The volume-breaks-advanced3-input.obfl test shows that in this particular case the extra overhead for the added volume was overestimated. I don't know if there is a way to avoid this. As I explained before the way the volume breaking works is just very limiting.

bertfrees commented 5 years ago

@kalaspuffar I think this branch is ready now for running the regression tests on.

kalaspuffar commented 5 years ago

Hi @bertfrees

Shouldn't I wait to run the regression test until all the unit tests passes?

Best regards Daniel

bertfrees commented 5 years ago

But I explained didn't I? The behavior changed. I can change the expected result of that unit test if you want. The unit test is of course not a very realistic case because the volumes are so tiny. I'm more interested to know what happens with real books.

kalaspuffar commented 5 years ago

Hi @bertfrees

I think you should change the test, we won't merge any code that has failing tests. And if you think the test is incomplete or incorrect you may remove it as well. But we need a solid test suite that can find the issues before we find them in production.

Best regards Daniel

bertfrees commented 5 years ago

I didn't say anything about merging. Sure, I'll modify the test, no problem. I was just unsure about the result, and I'm trying to get some feedback from you. Firstly, as I said it's difficult to say whether the results of these small tests are fine. We should probably create some tests with more and larger volumes. But I figured we could maybe first look at the books from the regression test suite to get an impression. Secondly, you and I might have different goals. Dedicon's primary goal is to fix the oscillation issue that prevents some books to get through at all. I think that the volume breaking algorithm itself has room for improvements as well, although right now that is of secondary importance to me. On the other side there is MTM who might be more concerned about the continuity in the behavior of the volume breaking and might attach more importance to the "evenness" of volumes. I don't know. So the fact that I am happy with this change doesn't necessarily mean you should be happy with it.

kalaspuffar commented 5 years ago

Hi @bertfrees

Great comment about what your goal for this change is. I've now run the regression tests and this change did also change 162 books so I need to look into these further to get a picture of the changes.

Do you have any preference on which result I look at first?

When it comes to expectations and goals, our goal is to progress the work with the product in the most stable manner.

I've not had any discussions with MTM of the specific topic but I don't see any reason why the evenness of volume breaks should be a deal-breaker if we need to improve the code in order to produce some kinds of books.
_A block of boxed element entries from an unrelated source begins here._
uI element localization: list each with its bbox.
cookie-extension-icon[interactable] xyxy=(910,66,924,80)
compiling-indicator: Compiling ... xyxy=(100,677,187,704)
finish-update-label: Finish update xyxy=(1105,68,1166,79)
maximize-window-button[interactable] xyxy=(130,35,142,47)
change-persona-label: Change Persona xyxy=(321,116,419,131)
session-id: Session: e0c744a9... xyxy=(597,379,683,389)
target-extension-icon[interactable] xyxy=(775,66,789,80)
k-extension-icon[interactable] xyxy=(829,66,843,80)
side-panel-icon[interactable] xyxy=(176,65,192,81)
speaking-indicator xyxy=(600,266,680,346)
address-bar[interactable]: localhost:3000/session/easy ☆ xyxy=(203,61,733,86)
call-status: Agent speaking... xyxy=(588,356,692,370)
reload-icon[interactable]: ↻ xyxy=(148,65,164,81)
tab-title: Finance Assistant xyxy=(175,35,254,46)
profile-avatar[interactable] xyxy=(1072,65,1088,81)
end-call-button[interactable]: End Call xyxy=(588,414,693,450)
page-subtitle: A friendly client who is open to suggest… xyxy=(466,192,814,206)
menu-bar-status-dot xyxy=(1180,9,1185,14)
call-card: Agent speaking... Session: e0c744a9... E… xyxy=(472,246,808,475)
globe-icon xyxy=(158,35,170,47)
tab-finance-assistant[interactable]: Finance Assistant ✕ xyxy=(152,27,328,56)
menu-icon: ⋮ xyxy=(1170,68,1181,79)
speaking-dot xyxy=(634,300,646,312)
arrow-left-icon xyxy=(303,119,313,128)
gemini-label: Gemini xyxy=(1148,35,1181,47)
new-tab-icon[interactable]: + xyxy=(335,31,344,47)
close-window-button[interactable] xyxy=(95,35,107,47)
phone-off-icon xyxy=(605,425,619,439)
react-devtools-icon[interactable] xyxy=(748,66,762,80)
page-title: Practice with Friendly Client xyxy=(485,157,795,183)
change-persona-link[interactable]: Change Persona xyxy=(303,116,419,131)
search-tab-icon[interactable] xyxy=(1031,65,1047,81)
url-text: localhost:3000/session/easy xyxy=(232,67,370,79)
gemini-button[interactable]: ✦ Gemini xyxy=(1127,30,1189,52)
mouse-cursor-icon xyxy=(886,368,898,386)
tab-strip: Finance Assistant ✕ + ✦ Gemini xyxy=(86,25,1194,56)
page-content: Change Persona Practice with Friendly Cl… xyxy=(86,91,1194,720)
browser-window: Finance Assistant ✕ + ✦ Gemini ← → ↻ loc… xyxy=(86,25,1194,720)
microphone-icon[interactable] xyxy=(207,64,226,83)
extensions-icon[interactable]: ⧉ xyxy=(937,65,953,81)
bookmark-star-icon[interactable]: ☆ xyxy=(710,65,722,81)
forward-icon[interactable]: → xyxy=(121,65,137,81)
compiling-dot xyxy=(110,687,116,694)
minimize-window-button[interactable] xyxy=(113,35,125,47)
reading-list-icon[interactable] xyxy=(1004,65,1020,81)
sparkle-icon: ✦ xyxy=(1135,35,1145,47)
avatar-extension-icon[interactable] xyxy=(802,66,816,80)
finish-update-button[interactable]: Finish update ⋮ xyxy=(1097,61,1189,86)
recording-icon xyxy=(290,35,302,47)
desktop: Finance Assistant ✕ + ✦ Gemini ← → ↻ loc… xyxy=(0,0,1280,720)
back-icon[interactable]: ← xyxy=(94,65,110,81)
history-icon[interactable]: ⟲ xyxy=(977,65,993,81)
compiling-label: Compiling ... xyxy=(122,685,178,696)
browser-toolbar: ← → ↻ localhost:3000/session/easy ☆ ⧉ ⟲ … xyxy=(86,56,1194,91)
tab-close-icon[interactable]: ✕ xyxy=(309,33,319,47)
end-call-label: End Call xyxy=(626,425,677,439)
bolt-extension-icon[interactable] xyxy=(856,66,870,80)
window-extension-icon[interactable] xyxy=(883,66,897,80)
The main goal for MTM at the moment is to solve the issues Dedicon has with the product so you can produce your workload.

Best regards Daniel

bertfrees commented 5 years ago

Do you have any preference on which result I look at first?

I haven't.

I've been thinking about what is required to validate a test result, when the volume breaks may have moved. There are two parts to it:

kalaspuffar commented 5 years ago

Hi @PaulRambags and @bertfrees

We have run our tool to verify pages and see what changes that generated. And what I can see there is actually only two documents changed with this PR. The rest is due to us not changing the baseline (Baseline must be a published version).

Looking at these there are minor changes moving some text from one volume to another. I've reviewed and approved the code so when @PaulRambags have reviewed this PR we can merge it.

Best regards Daniel

bertfrees commented 5 years ago

OK cool.

Although not so urgent anymore, the ideas from my previous comment are still relevant I think. I'll add it as a topic for the next meeting.